Data Scientist Interview: Pete Warden, Co-Founder of Jetpac
August 17th, 2012 Rachel Hyman
Pete Warden is the co-founder and CEO of Jetpac, an app that curates travel photos from friends. He founded Open Heat Map, and formerly worked as a Senior Engineer at Apple. He is a prolific blogger and wrote a few things for O’Reilly Media.
Metamarkets: How did you get where you are today?
Pete Warden: I actually started off in the computer graphics world. I worked writing low-level code for game consoles like PlayStation back in the day when that was big. Then I ended up doing a bunch of open source video effects for live concerts and clubs. I was doing video processing on low level laptops, just because that’s something I liked to do anyway in my free time, and I found it fun. That turned into a company that ended up getting acquired by Apple. I worked at Apple for five years, again doing stuff on big streams of video for some of their applications like Final Cut and Motion.
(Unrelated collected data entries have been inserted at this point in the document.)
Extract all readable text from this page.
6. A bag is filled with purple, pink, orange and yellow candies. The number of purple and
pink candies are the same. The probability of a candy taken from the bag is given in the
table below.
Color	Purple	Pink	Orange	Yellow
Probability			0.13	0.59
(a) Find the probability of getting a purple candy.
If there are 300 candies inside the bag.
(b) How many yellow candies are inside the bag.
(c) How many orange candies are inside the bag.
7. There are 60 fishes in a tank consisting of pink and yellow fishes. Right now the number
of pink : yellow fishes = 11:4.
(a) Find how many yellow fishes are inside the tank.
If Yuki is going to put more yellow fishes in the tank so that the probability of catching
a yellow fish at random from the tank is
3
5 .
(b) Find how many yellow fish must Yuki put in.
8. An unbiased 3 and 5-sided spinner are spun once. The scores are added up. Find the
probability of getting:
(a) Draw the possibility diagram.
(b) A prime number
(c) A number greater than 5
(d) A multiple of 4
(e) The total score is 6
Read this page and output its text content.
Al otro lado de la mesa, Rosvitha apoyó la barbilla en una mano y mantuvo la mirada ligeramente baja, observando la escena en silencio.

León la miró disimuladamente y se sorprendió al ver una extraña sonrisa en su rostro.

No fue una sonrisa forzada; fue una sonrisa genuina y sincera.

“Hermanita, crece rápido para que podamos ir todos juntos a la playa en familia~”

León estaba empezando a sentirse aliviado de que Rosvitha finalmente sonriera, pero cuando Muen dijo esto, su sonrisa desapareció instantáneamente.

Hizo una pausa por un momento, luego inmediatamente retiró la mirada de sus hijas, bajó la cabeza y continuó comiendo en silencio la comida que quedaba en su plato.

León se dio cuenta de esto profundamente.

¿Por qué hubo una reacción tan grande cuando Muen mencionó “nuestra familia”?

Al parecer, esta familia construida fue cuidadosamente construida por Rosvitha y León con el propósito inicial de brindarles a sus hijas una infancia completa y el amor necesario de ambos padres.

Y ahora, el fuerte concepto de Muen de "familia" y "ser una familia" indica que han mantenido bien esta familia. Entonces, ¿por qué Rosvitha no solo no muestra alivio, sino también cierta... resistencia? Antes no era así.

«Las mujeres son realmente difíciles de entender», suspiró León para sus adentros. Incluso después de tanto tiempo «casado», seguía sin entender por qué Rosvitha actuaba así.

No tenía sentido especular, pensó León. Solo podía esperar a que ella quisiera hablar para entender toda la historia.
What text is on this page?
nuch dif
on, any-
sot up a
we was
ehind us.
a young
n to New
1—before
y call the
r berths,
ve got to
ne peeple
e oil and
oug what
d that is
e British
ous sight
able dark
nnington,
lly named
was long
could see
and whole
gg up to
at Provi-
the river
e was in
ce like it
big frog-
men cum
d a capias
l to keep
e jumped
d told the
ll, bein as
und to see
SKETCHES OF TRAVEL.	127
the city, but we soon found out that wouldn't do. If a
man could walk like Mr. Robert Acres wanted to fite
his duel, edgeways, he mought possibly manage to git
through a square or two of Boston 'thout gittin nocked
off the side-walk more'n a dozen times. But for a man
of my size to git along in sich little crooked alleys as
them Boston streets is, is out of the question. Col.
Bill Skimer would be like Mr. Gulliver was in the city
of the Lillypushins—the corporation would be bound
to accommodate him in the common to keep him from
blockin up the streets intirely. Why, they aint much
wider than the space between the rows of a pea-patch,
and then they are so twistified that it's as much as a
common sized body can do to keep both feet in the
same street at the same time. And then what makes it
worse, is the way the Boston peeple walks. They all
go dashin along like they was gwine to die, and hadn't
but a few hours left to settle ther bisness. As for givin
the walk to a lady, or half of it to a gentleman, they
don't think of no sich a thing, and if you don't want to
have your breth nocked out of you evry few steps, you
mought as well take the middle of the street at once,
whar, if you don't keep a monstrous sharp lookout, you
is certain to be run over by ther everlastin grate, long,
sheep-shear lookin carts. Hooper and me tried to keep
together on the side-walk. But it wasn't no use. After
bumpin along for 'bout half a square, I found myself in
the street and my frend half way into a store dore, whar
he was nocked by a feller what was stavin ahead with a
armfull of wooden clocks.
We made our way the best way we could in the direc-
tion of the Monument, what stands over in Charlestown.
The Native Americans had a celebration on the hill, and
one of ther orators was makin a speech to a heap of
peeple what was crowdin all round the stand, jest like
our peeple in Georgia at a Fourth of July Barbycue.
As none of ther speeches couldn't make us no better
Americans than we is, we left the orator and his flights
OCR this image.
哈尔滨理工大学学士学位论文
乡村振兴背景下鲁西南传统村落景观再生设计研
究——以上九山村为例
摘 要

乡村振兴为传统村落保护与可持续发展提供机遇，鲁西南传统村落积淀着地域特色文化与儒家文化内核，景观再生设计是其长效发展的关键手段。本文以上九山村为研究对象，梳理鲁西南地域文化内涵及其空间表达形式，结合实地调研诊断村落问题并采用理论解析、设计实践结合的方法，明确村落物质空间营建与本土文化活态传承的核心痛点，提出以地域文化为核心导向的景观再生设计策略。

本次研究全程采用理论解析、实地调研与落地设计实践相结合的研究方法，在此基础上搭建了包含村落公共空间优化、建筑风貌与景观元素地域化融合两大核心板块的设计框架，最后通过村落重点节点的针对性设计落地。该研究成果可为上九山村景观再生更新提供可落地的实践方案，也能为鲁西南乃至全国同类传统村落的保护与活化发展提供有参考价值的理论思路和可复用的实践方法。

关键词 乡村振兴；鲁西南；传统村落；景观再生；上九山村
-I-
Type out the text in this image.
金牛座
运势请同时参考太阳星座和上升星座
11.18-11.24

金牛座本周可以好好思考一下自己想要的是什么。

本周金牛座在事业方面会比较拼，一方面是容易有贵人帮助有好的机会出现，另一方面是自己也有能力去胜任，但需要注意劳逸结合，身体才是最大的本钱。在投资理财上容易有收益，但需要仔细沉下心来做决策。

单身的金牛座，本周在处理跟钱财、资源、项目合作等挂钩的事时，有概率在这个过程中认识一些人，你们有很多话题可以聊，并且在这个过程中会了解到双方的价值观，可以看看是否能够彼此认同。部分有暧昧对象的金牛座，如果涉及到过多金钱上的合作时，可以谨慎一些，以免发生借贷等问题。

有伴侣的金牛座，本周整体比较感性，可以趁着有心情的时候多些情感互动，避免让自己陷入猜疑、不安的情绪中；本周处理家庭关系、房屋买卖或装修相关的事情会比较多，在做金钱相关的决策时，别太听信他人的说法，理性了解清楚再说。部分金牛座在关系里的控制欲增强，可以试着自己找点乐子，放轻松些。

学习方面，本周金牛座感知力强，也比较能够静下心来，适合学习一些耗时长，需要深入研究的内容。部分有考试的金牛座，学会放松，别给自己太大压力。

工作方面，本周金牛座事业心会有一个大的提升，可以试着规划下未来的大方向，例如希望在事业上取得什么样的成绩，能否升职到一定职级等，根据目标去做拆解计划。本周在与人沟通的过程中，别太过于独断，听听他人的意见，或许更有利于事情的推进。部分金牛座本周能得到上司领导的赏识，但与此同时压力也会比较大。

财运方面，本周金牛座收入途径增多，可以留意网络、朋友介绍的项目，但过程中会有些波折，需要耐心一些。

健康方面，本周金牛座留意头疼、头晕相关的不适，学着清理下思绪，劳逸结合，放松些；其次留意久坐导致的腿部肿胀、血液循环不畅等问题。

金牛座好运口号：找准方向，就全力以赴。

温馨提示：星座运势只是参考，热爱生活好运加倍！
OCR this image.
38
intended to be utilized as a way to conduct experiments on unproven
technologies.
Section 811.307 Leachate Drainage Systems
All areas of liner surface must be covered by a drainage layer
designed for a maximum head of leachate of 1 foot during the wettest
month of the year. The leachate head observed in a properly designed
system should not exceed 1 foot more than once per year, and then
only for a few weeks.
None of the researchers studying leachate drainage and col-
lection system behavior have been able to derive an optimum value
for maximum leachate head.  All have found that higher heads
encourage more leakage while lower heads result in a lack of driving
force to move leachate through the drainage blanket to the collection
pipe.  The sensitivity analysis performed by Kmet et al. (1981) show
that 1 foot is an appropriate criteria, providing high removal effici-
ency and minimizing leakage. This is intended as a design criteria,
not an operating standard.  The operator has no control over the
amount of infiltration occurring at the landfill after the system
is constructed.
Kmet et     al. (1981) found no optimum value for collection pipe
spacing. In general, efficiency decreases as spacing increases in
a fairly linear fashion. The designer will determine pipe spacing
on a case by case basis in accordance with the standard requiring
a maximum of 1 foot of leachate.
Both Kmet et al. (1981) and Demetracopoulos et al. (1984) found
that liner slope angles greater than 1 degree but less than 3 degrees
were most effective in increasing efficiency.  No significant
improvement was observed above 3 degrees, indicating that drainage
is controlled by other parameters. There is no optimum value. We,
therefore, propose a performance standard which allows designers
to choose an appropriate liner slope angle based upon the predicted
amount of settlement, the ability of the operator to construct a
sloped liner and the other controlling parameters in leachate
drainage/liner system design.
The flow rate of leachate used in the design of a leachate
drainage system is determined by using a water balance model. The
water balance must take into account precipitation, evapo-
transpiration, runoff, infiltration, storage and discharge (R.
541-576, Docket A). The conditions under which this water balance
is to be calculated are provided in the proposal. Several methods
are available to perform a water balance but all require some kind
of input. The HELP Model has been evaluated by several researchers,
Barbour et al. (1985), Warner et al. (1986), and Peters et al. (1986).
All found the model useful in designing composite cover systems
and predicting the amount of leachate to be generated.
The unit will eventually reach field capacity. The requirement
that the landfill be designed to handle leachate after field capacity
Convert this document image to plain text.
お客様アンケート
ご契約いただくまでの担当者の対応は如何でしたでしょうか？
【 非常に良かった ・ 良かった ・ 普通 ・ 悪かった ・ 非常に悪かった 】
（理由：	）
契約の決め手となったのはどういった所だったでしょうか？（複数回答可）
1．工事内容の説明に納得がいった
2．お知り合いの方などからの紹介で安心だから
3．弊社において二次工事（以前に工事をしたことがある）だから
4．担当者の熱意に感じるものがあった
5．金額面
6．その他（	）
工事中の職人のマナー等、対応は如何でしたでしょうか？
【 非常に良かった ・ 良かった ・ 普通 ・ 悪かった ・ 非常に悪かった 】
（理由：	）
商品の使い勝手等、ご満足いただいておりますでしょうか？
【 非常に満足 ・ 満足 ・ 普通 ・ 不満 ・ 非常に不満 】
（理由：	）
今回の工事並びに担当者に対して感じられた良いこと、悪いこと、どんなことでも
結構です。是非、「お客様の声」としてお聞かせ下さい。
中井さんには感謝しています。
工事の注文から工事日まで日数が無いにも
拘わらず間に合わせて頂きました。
I loved playing with these big sets of really, really messy data. With video, you’ve got stuff coming through at 30 frames a second, or 60 frames a second. You’ve only got a very short time to process each frame that contains millions and millions of pixels. It’s pretty challenging. You have to jump through quite a few hoops to actually get enough processing done in a short amount of time.
That was a great workout for trying to figure out how to deal with very large amounts of data with very limited resources. When I left Apple I wanted to get back to the startup world. I felt like you could do a lot more with these other types of data that weren’t video. I definitely learned some stuff in the video world, especially from other really good people. There were a lot of techniques that were invented to do image processing and video processing. I learned a way of thinking about problems from these really smart people who’d spent decades working on these problems that hadn’t made it into all of these other areas where they’re actually really useful. That’s really the thing that I found talking to people a lot—data science is a very fuzzy term, but what seems to unite a lot of people is that is they’ve come from a lot of different directions and ended up in the same place. It almost feels like this crossroads where a lot of different disciplines actually meet and share and exchange tools and techniques and talk and collaborate.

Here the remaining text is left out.